By 1971, I was on a PDP-10 with 262,144 words of 36 bits each. An interactive timesharing system that supported maybe 10 concurrent users, a text editor called TECO, a debugger still called DDT, and languages like Lisp, Fortran, Basic, and Algol. TECO was really powerful. You could write text manipulating programs in it.

The PDP-10 was the basis for a similar machine made at Palo Alto Research, where the office of the future was born. Ethernet, the mouse and the GUI, e-mail, the laser printer, and object oriented programming. Palo Alto had all that. Ten years before the PC.

A lot of this stuff has been forgotten, and then reinvented several times in the years since then. And of course, there is a whole lot of new stuff as well.


Moving forward to 1991, I was working on a VAX. My primary language was SQL, although I wrote stuff in PASCAL when necessary. I also used DCL and Datatrieve as scripting languages, although we didn't use that term.

The VAX did not have an IDE at that time, at least not where I worked. But the text editor, the compilers, the linker, the debugger, and the command language were all built with the idea that the developer was going to use all of them. They worked together well. Remembering a handful of commands was no more difficult than remembering where a given tool is on a toolbar. Retyping the commands was made easier by command recall.
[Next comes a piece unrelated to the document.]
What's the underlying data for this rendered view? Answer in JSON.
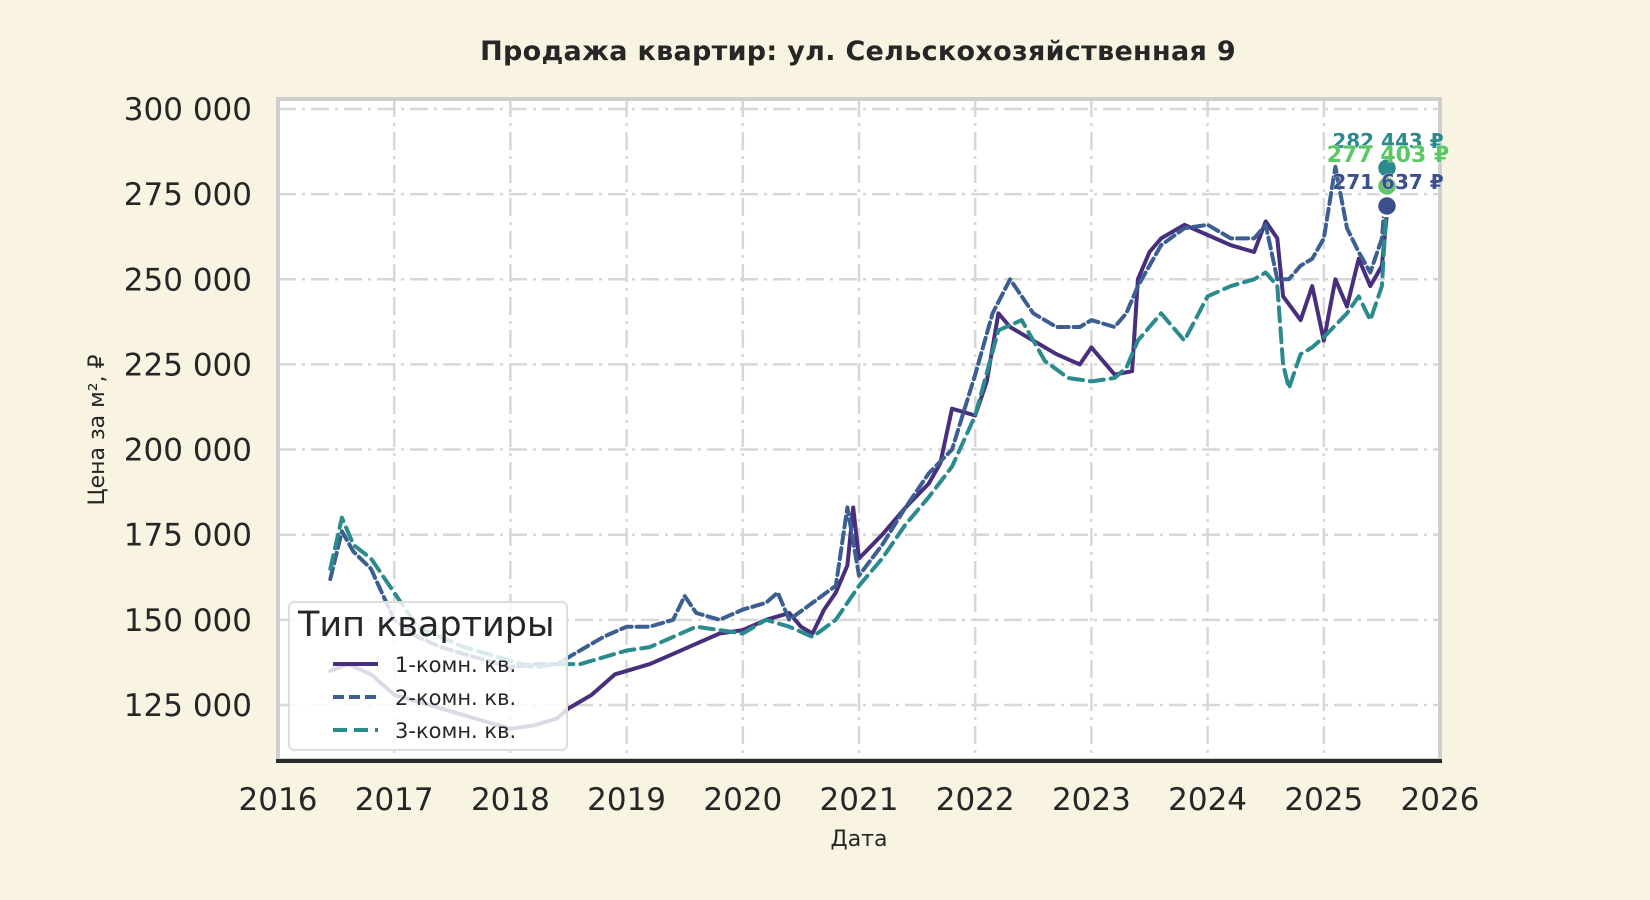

The VAX had an excellent debugger, but I never learned it. PASCAL made it pretty easy to get programs right to begin with, and structured programming made it pretty easy to localize a bug without using a debugger. Debugging SQL is a whole different ballgame.

In addition to working on the VAX, I used desktop tools to manipulate data locally. These were either MS Office tools or their precursors, I don't remember. The hard part was linking desktop tools to data stored in a database on the VAX.